Types of Test Statistics
Test Statistics measure how close the sample has come to the null hypothesis. This observation differs from a random sample to a sample. A test statistic results contain insights about the data that helps in making the decision of whether to reject the null hypothesis or not.
There are different probability models for different types of populations. Based on probability distribution different hypothesis tests are selected.
Sample data is like a mirror image for the population. So, the sample data must provide sufficient evidence to reject the null hypothesis and conclude that the effect exists in the population. If it is not able to do so then effect doesn’t exist in the population and thus we would fail to reject the null hypothesis.
Nothing comes with perfection and so does data insights. If everything is perfect and with 100% accuracy then it is something overfitted or manipulated. It is not natural. If things are natural and robust then they come with a cost attached to it in the form of error. Therefore, we have error terms here. Let’s get to know these terms.
Error terms in hypothesis testing
Type-I error – This error occurs when insights drawn from sample data lead to rejection of the null hypothesis even when it is true. This error could be controlled as it has direct bearing with a level of significance.
Type-II error – This error occurs when insights from sample data result in failing to reject the null hypothesis although it is false.
Level of Significance – It is the probability of making type I error and is denoted by α. It is the maximum probability of making type I error. As per standard for 95% confidence level value of alpha is 0.05. This means that there is a 5% probability of making type I error or rejecting the null hypothesis even when it is true.
p-value – It is a statistical concept that is used from hypothesis testing to regression to tree models and much more. It is an integral part of data science. If the p-value is high there are higher chances of the null hypothesis being true and if the p-value is low then it is more likely to reject the null hypothesis. The Standard p-value is equal to alpha and is used for checking statistical p-value against it and making the decision.

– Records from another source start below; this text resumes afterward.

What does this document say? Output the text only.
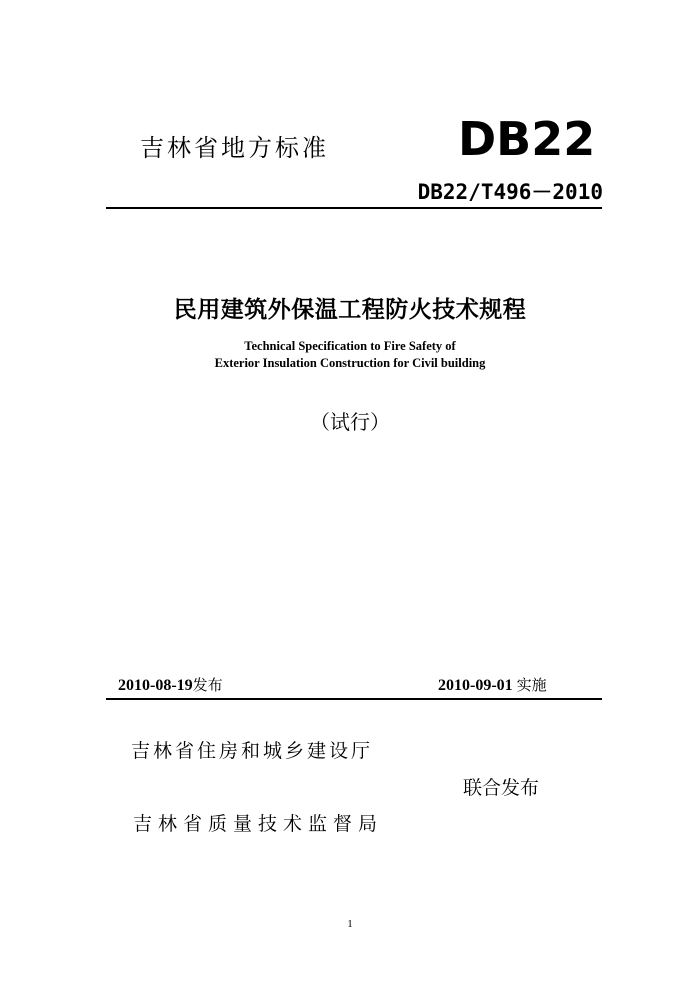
吉林省地方标准	DB22
DB22/T496－2010
民用建筑外保温工程防火技术规程
Technical Specification to Fire Safety of
Exterior Insulation Construction for Civil building
（试行）
2010-08-19发布	2010-09-01 实施
吉林省住房和城乡建设厅
联合发布
吉林省质量技术监督局
1
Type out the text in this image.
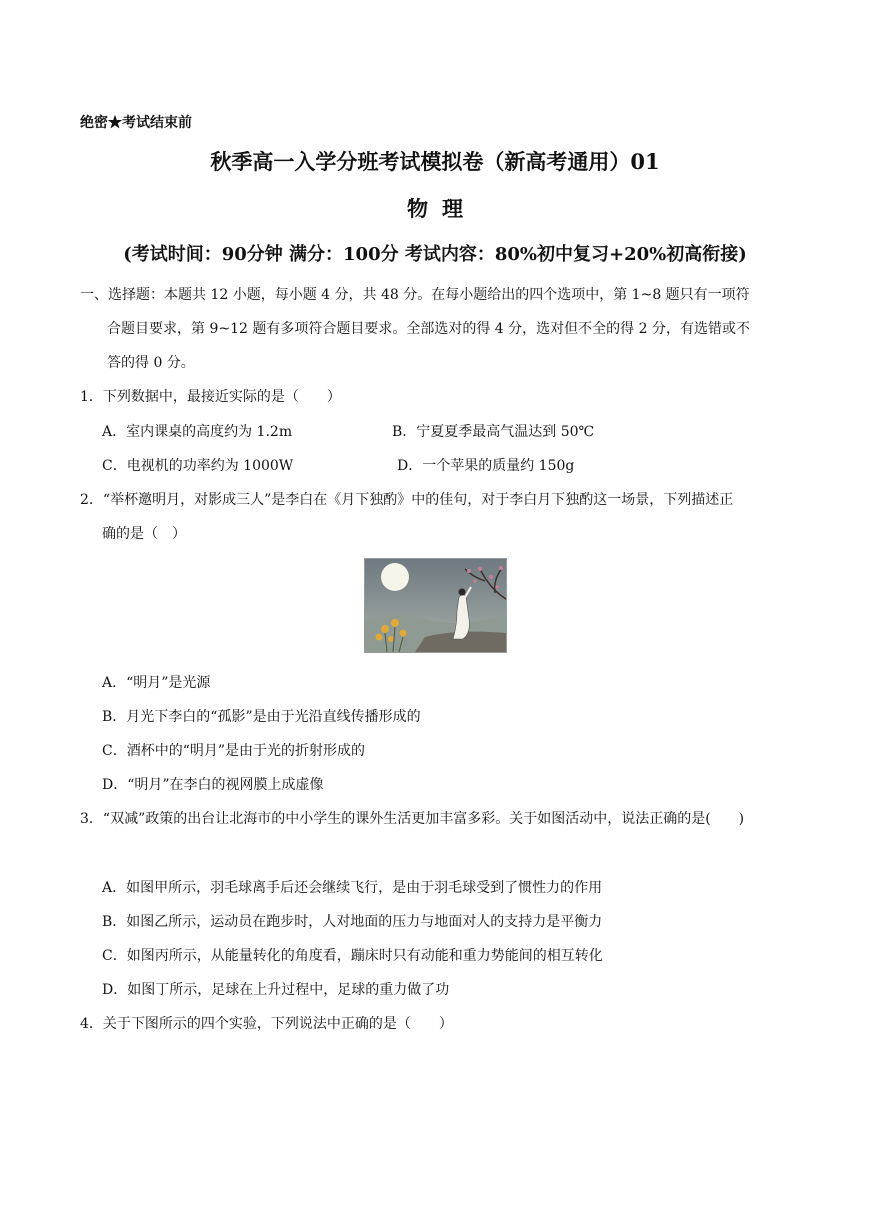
绝密★考试结束前
秋季高一入学分班考试模拟卷（新高考通用）01
物理
(考试时间：90分钟 满分：100分 考试内容：80%初中复习+20%初高衔接)
一、选择题：本题共 12 小题，每小题 4 分，共 48 分。在每小题给出的四个选项中，第 1~8 题只有一项符
合题目要求，第 9~12 题有多项符合题目要求。全部选对的得 4 分，选对但不全的得 2 分，有选错或不
答的得 0 分。
1．下列数据中，最接近实际的是（　　）
A．室内课桌的高度约为 1.2m	B．宁夏夏季最高气温达到 50℃
C．电视机的功率约为 1000W	D．一个苹果的质量约 150g
2．“举杯邀明月，对影成三人”是李白在《月下独酌》中的佳句，对于李白月下独酌这一场景，下列描述正
确的是（　）
A．“明月”是光源
B．月光下李白的“孤影”是由于光沿直线传播形成的
C．酒杯中的“明月”是由于光的折射形成的
D．“明月”在李白的视网膜上成虚像
3．“双减”政策的出台让北海市的中小学生的课外生活更加丰富多彩。关于如图活动中，说法正确的是(　　)
A．如图甲所示，羽毛球离手后还会继续飞行，是由于羽毛球受到了惯性力的作用
B．如图乙所示，运动员在跑步时，人对地面的压力与地面对人的支持力是平衡力
C．如图丙所示，从能量转化的角度看，蹦床时只有动能和重力势能间的相互转化
D．如图丁所示，足球在上升过程中，足球的重力做了功
4．关于下图所示的四个实验，下列说法中正确的是（　　）
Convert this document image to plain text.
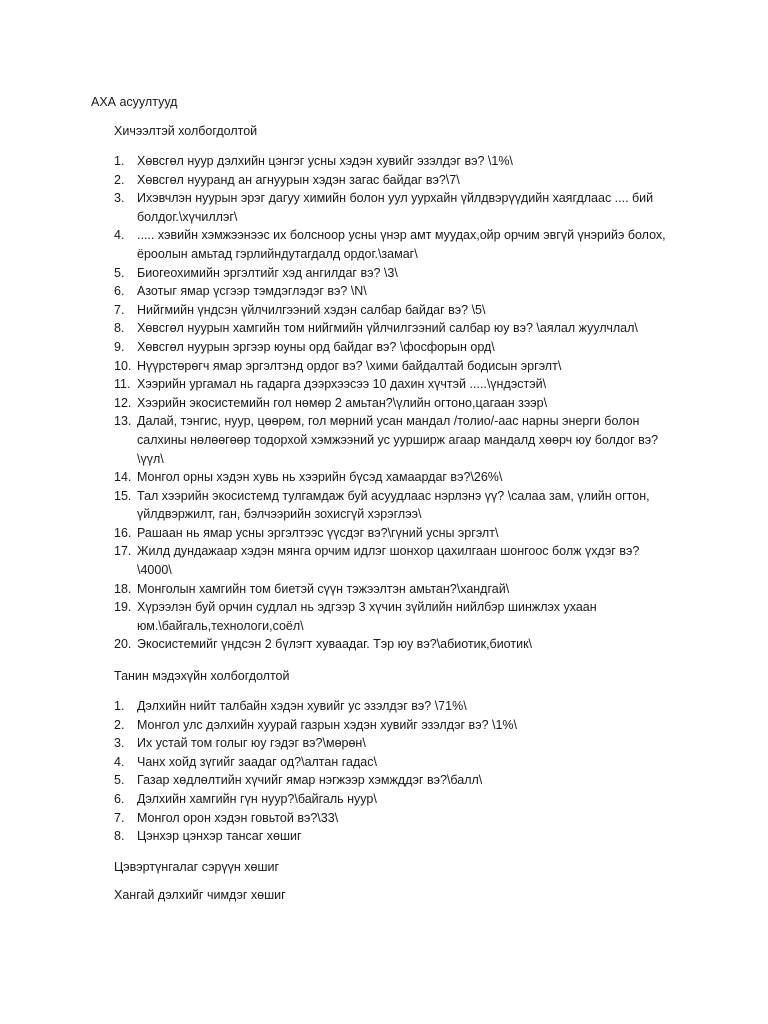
АХА асуултууд
Хичээлтэй холбогдолтой
1. Хөвсгөл нуур дэлхийн цэнгэг усны хэдэн хувийг эзэлдэг вэ? \1%\
2. Хөвсгөл нууранд ан агнуурын хэдэн загас байдаг вэ?\7\
3. Ихэвчлэн нуурын эрэг дагуу химийн болон уул уурхайн үйлдвэрүүдийн хаягдлаас .... бий болдог.\хүчиллэг\
4. ..... хэвийн хэмжээнээс их болсноор усны үнэр амт муудах,ойр орчим эвгүй үнэрийэ болох, ёроолын амьтад гэрлийндутагдалд ордог.\замаг\
5. Биогеохимийн эргэлтийг хэд ангилдаг вэ? \3\
6. Азотыг ямар үсгээр тэмдэглэдэг вэ? \N\
7. Нийгмийн үндсэн үйлчилгээний хэдэн салбар байдаг вэ? \5\
8. Хөвсгөл нуурын хамгийн том нийгмийн үйлчилгээний салбар юу вэ? \аялал жуулчлал\
9. Хөвсгөл нуурын эргээр юуны орд байдаг вэ? \фосфорын орд\
10. Нүүрстөрөгч ямар эргэлтэнд ордог вэ? \хими байдалтай бодисын эргэлт\
11. Хээрийн ургамал нь гадарга дээрхээсээ 10 дахин хүчтэй .....\үндэстэй\
12. Хээрийн экосистемийн гол нөмөр 2 амьтан?\үлийн огтоно,цагаан зээр\
13. Далай, тэнгис, нуур, цөөрөм, гол мөрний усан мандал /толио/-аас нарны энерги болон салхины нөлөөгөөр тодорхой хэмжээний ус уурширж агаар мандалд хөөрч юу болдог вэ?\үүл\
14. Монгол орны хэдэн хувь нь хээрийн бүсэд хамаардаг вэ?\26%\
15. Тал хээрийн экосистемд тулгамдаж буй асуудлаас нэрлэнэ үү? \салаа зам, үлийн огтон, үйлдвэржилт, ган, бэлчээрийн зохисгүй хэрэглээ\
16. Рашаан нь ямар усны эргэлтээс үүсдэг вэ?\гүний усны эргэлт\
17. Жилд дундажаар хэдэн мянга орчим идлэг шонхор цахилгаан шонгоос болж үхдэг вэ?\4000\
18. Монголын хамгийн том биетэй сүүн тэжээлтэн амьтан?\хандгай\
19. Хүрээлэн буй орчин судлал нь эдгээр 3 хүчин зүйлийн нийлбэр шинжлэх ухаан юм.\байгаль,технологи,соёл\
20. Экосистемийг үндсэн 2 бүлэгт хуваадаг. Тэр юу вэ?\абиотик,биотик\
Танин мэдэхүйн холбогдолтой
1. Дэлхийн нийт талбайн хэдэн хувийг ус эзэлдэг вэ? \71%\
2. Монгол улс дэлхийн хуурай газрын хэдэн хувийг эзэлдэг вэ? \1%\
3. Их устай том голыг юу гэдэг вэ?\мөрөн\
4. Чанх хойд зүгийг заадаг од?\алтан гадас\
5. Газар хөдлөлтийн хүчийг ямар нэгжээр хэмжддэг вэ?\балл\
6. Дэлхийн хамгийн гүн нуур?\байгаль нуур\
7. Монгол орон хэдэн говьтой вэ?\33\
8. Цэнхэр цэнхэр тансаг хөшиг
Цэвэртүнгалаг сэрүүн хөшиг
Хангай дэлхийг чимдэг хөшиг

High P-Values: Your data are likely with a true null
Low P-Values: Your data are unlikely with a true null
Now since we have been pretty much acquainted with basic terminology used in hypothesis testing, let’s see how to use it in making business decisions. Steps followed are as below:
- Formulate the Null and Alternate Hypothesis
- Based on data and probability distribution select the hypothesis test to be performed
- Based on the business are and problem statement selects the level of significance if 0.05 (standard alpha) is not acceptable.
- Calculate test statistics on the sample data collected
- Calculate the p-value
- Based on p-value draw insights to reject or fail to reject the null hypothesis.

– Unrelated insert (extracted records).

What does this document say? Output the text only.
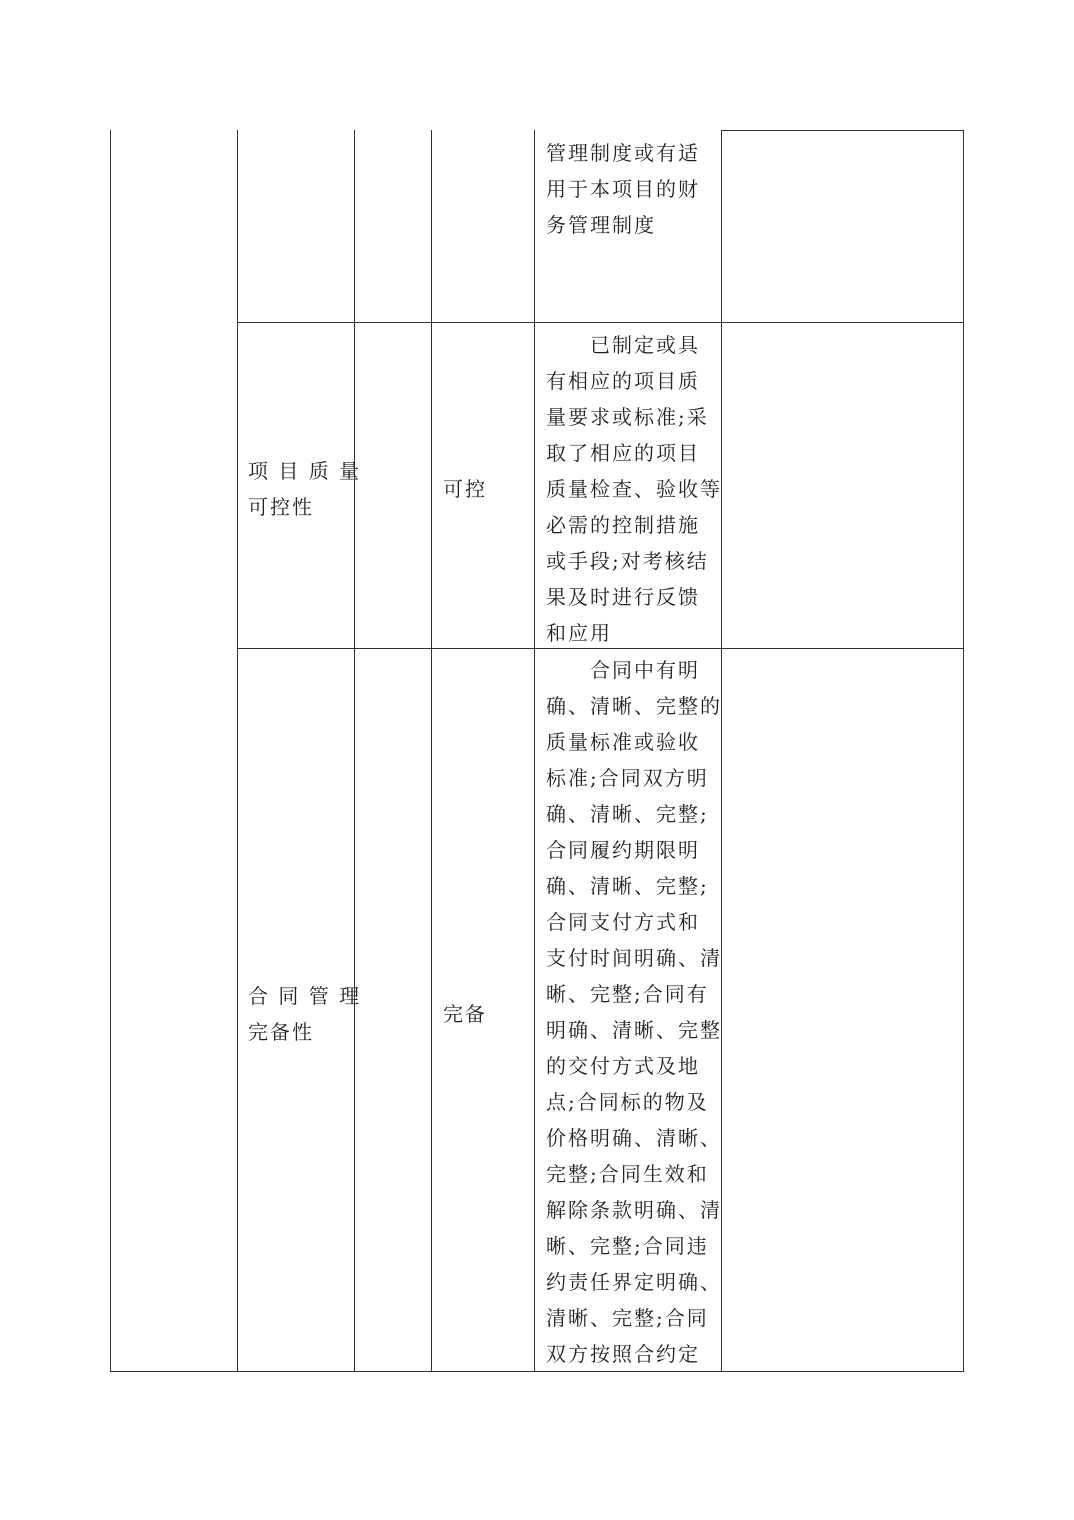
管理制度或有适
用于本项目的财
务管理制度
项 目 质 量
可控性
可控
　　已制定或具
有相应的项目质
量要求或标准;采
取了相应的项目
质量检查、验收等
必需的控制措施
或手段;对考核结
果及时进行反馈
和应用
合 同 管 理
完备性
完备
　　合同中有明
确、清晰、完整的
质量标准或验收
标准;合同双方明
确、清晰、完整;
合同履约期限明
确、清晰、完整;
合同支付方式和
支付时间明确、清
晰、完整;合同有
明确、清晰、完整
的交付方式及地
点;合同标的物及
价格明确、清晰、
完整;合同生效和
解除条款明确、清
晰、完整;合同违
约责任界定明确、
清晰、完整;合同
双方按照合约定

- Draw your business conclusion.
If the above basic steps are performed in said sequence then the valuable business decisions could be made in no time and with precision. This method has helped many pharmaceutical drugs and medical procedures in testing.
For example, if we talk about our IT industry – any extra work from the client based on the current resource capability could be decided if we perform hypothesis testing. This would help the business to make a decision whether an additional portfolio should be taken up from the client or not and if so then even the contract amount and terms could be decided such that company is in maximum profitable condition.
I hope this article has given you a kick start in understanding the hypothesis testing and its importance. I would like to conclude by quoting Daniel Keys Moran, “ You can have data without information, but you cannot have information without data”.